I noticed a rosemary flowering so picked a few of the blue blooms to add to our salad.
We collected from the herb garden a few sprigs of my favourite salad herb, chervil. This delicate herb is a good one to get growing in your garden. It's in the same family as parsley but has a more delicate flavour with a faint taste of liquorice or aniseed. It has good digestive properties but its not always easy to grow. Chervil quickly runs to seed, especially if transplanted because of its tap root so it's best to sow seeds directly. Once it's found it's happy place, it will self sow.
When young the poisonous plant hemlock could be confused with chervil, but hemlock has purple spots on its stems and the best check is to crush the leaves and smell before picking - chervil smells of aniseed balls and hemlock of mouse pee.

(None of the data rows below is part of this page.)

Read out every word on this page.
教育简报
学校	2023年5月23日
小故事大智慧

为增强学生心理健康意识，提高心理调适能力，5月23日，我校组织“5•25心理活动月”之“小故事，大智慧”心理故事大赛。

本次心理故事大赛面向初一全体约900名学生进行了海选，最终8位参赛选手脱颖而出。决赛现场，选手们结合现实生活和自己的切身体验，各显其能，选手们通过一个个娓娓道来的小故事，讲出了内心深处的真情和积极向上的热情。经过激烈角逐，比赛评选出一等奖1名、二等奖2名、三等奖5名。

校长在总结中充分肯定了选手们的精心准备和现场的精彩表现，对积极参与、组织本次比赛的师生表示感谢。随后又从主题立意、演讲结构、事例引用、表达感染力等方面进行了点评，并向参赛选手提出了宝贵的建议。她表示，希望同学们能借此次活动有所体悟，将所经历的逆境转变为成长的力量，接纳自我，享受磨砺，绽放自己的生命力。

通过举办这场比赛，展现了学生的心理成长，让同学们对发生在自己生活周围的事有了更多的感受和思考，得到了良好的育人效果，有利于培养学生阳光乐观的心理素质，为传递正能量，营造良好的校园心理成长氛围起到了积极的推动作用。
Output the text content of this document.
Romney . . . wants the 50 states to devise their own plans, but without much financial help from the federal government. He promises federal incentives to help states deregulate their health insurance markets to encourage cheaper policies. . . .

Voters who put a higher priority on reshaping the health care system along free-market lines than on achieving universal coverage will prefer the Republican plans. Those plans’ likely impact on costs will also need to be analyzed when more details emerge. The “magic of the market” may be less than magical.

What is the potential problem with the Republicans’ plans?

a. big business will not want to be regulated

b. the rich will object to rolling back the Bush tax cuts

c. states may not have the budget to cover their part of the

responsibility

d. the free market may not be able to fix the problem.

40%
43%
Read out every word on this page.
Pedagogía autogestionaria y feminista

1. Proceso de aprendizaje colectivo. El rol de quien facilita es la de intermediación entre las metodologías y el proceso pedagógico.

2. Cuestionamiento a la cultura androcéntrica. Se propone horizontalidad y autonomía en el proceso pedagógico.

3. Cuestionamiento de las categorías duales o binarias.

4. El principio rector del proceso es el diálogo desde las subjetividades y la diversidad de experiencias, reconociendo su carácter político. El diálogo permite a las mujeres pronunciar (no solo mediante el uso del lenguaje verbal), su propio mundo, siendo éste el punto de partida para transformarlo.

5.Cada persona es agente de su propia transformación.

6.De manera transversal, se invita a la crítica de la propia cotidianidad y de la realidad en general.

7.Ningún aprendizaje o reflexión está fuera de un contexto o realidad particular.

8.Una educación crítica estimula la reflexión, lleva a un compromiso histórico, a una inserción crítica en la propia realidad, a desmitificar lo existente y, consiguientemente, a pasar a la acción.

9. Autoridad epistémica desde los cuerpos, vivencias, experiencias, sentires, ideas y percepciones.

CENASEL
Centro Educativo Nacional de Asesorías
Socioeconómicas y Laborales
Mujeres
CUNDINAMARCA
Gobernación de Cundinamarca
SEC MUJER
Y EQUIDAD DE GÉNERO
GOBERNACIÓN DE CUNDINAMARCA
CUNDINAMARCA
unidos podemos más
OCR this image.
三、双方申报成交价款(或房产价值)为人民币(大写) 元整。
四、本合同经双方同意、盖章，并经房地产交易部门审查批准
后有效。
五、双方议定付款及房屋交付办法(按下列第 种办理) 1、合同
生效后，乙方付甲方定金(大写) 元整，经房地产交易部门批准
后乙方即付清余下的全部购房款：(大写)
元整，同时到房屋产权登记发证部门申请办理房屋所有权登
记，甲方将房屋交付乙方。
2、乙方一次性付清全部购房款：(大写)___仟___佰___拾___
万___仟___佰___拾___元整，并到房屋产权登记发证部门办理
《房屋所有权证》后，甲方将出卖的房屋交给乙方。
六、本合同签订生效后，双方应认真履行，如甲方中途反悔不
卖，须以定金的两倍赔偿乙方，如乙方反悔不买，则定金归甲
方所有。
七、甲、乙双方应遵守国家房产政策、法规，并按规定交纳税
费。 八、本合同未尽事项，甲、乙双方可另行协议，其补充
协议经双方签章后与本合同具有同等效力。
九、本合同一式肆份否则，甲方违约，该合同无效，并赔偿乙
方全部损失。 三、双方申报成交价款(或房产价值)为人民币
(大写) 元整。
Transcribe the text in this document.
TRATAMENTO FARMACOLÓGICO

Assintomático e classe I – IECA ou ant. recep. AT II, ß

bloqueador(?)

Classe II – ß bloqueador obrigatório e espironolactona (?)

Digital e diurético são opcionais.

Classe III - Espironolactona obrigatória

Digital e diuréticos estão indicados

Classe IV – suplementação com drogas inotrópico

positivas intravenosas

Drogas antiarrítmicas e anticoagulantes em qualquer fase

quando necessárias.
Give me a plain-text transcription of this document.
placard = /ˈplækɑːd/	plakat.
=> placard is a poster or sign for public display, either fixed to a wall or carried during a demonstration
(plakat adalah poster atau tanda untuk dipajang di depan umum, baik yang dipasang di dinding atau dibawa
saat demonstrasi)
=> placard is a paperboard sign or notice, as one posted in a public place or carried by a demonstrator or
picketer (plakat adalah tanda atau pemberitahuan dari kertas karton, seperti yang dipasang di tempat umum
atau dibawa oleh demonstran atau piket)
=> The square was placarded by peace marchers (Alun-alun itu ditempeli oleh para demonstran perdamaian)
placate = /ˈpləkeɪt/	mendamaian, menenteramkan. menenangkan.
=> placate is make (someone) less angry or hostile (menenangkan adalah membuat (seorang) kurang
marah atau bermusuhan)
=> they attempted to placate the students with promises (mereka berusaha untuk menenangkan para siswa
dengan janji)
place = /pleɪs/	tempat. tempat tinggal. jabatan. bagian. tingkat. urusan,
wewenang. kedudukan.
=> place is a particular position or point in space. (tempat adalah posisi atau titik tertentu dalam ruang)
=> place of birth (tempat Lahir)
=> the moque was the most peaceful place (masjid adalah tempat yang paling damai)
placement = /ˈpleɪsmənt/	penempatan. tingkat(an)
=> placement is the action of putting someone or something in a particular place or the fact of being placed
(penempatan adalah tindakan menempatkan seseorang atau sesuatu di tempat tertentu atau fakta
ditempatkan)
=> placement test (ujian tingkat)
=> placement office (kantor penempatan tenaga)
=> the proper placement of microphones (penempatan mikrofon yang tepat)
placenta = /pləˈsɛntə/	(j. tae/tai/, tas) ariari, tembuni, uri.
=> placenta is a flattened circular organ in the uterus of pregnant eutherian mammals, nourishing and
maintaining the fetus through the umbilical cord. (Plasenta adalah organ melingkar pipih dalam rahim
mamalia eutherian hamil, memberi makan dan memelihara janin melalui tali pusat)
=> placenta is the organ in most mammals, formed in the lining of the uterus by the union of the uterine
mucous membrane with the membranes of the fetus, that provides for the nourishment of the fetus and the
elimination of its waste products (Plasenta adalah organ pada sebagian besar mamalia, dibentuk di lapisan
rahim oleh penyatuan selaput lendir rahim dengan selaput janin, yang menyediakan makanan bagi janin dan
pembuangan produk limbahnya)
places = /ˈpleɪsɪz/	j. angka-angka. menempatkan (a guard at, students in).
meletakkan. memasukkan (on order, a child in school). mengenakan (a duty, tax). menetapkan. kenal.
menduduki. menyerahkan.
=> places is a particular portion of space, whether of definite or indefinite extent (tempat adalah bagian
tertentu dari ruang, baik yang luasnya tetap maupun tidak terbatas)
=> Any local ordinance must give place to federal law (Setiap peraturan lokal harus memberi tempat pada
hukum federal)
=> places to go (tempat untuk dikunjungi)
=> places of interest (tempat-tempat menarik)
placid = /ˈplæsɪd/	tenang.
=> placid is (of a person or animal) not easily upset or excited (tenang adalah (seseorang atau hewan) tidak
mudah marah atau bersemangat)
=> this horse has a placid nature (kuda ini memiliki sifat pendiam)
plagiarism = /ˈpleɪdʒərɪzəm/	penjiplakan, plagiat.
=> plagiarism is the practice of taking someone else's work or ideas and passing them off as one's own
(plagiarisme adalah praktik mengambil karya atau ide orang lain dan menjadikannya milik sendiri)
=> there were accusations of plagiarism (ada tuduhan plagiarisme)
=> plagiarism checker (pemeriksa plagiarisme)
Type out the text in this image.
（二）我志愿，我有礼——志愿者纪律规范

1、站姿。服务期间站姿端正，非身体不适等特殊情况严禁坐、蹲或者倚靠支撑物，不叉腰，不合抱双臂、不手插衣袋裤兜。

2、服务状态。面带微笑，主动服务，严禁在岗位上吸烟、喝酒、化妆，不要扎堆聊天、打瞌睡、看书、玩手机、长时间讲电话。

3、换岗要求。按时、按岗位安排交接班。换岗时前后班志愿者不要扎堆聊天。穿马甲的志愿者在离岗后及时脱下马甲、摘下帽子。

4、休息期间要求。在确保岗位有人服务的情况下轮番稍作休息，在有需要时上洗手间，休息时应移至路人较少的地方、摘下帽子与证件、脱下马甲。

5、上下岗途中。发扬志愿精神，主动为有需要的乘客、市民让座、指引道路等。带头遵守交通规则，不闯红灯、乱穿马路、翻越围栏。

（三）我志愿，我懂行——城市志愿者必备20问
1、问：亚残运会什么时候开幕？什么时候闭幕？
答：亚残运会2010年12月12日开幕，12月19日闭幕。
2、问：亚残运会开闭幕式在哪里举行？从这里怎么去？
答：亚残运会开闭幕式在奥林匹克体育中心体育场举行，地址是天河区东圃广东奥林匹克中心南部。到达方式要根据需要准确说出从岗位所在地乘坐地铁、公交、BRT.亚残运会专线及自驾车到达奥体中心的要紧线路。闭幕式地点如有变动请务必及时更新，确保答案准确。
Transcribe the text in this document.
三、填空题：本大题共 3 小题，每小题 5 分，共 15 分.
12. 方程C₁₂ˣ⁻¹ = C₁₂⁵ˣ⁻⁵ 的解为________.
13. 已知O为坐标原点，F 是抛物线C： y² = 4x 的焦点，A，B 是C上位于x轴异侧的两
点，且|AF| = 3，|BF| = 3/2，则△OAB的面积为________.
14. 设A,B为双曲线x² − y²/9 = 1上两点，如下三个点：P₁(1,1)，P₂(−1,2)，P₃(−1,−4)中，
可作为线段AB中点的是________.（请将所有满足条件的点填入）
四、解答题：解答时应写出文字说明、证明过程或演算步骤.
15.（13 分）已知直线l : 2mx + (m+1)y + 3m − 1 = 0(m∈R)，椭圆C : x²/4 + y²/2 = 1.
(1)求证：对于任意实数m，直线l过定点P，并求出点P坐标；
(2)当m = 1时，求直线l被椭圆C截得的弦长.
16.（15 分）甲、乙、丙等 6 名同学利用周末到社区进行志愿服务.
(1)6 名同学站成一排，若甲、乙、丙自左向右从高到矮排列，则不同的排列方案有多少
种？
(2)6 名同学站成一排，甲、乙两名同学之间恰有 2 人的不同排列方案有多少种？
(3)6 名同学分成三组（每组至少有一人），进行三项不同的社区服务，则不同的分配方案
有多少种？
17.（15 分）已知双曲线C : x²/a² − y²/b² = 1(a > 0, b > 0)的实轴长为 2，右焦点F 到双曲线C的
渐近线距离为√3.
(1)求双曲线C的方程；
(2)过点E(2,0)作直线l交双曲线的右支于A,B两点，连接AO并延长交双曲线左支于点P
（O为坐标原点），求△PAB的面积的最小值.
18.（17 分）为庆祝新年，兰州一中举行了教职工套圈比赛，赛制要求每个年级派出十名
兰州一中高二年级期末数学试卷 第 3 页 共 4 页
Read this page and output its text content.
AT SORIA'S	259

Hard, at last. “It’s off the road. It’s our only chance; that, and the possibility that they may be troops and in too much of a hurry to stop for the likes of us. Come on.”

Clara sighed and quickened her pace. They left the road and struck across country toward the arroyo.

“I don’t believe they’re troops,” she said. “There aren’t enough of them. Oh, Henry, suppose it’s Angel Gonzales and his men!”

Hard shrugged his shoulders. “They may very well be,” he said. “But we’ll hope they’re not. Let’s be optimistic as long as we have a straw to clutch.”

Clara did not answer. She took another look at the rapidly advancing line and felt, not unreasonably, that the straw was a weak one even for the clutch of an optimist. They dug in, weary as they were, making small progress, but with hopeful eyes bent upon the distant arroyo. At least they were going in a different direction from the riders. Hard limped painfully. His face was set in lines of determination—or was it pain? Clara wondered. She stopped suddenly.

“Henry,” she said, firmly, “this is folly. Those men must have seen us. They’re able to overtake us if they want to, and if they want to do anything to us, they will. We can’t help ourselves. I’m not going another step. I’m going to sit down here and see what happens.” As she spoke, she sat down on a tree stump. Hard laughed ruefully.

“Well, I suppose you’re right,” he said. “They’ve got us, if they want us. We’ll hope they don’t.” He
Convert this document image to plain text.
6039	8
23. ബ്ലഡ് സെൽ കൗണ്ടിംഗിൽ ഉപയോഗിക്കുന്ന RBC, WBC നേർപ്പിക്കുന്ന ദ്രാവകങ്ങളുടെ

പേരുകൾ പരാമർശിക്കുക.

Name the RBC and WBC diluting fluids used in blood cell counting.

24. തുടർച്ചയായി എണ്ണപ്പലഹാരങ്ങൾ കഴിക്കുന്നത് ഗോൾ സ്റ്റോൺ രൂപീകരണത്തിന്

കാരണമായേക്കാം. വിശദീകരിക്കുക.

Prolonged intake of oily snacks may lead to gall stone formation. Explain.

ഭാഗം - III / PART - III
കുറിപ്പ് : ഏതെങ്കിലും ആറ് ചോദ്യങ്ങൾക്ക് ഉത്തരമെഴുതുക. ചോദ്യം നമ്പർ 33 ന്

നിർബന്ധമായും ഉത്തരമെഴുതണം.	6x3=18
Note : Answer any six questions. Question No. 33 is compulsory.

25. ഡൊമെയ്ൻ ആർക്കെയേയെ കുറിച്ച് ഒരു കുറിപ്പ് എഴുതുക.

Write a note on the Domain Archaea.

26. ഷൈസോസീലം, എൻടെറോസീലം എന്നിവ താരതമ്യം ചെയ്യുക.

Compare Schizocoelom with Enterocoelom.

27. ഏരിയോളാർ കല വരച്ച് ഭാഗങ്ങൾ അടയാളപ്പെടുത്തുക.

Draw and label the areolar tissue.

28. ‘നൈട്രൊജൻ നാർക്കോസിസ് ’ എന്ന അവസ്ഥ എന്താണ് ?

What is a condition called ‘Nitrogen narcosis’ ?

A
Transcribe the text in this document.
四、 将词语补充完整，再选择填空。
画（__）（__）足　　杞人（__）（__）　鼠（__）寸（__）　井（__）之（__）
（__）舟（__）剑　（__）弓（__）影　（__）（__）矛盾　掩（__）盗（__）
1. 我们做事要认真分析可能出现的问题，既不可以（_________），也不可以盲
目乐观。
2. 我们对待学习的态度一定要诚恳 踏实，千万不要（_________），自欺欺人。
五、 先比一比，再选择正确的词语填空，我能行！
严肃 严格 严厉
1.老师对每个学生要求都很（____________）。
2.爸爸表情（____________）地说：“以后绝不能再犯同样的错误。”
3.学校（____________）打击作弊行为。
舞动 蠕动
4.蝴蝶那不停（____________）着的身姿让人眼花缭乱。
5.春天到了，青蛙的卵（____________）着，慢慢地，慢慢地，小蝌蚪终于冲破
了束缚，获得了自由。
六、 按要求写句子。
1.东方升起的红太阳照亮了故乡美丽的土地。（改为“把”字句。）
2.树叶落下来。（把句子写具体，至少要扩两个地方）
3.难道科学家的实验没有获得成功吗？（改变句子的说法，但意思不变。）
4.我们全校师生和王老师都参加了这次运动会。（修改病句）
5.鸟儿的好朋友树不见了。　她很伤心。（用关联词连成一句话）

Heartsease Viola tricolour is a wild flower herb that has been bred to create the pansies and violas in flower gardens. Heartsease is the bearer of a host of other common names: heart's delight, tickle-my-fancy, Jack-jump-up-and-kiss-me, come-and-cuddle-me, three faces in a hood, love-in-idleness and kiss-her-in-the-buttery, to name a few. All these old names indicate what this plant was traditionally used for - to ease complaints of the heart and as a love potion. The flowers were also made into a cordial to help children with coughs and to repair skin conditions.
I did find it difficult to establish from seed but it's growing really well scrambling over rocks at the front of my garden plot. It's really an annual but it's now in its second year and blooming it's heart out. I have noticed ants around these rocks so I'm hoping they will help to establish new heartsease.
The flowers are soft and of little flavour but they are a show stopper on the plate...and then there's that intriguing notion of it's love potion power.
Abutilon is in the mallow family with common names velvet leaf or Indian mallow and needs a subtropical or tropical climate. In southern regions an alternative could be day lilies Hemerocallis as they are also edible and have a similar taste to abutilon. Abutilon tastes even sweeter than a courgette or pumpkin flower. It's velvet soft texture makes this flower easy to eat.
Violet Viola odorata's sweet flower matches it's sweet perfume. They are particularly lovely placed on desserts but I also like them included in a salad. You can eat the leaves with two leaves having as much vitamin C as an orange. The flowers heated in sugar and water will extract a floral scented syrup to use in desserts.
Back at our garden table I processed my collection cutting up plant leaves into bite sized pieces, and discarding tough stems. I then tossed through the dressing I had brought in a container made from orange juice, lemon, oil and seasoning and cut up an orange to add a little sweetness to the salad. Last touch is to mix through the calendula petals and place the other flowers on top to create a pretty salad.
I came to the gardens with a good bread from a bakery made from spelt flour and Sinead contributed some cheese. We had enough food to share our lunch with three other community gardeners.
To make it a total garden experience I made a pot of fresh herbal tea with rosemary and lemon balm.
At lunch I was asked if forget-me-nots Myosotis scorpioides were edible. I didn't have the answer then but have since discovered they too are in the borage family, and yes the little blue flowers are edible.
You may not yet have borage growing, but I bet there will some forget-me-nots popping up in your garden this spring.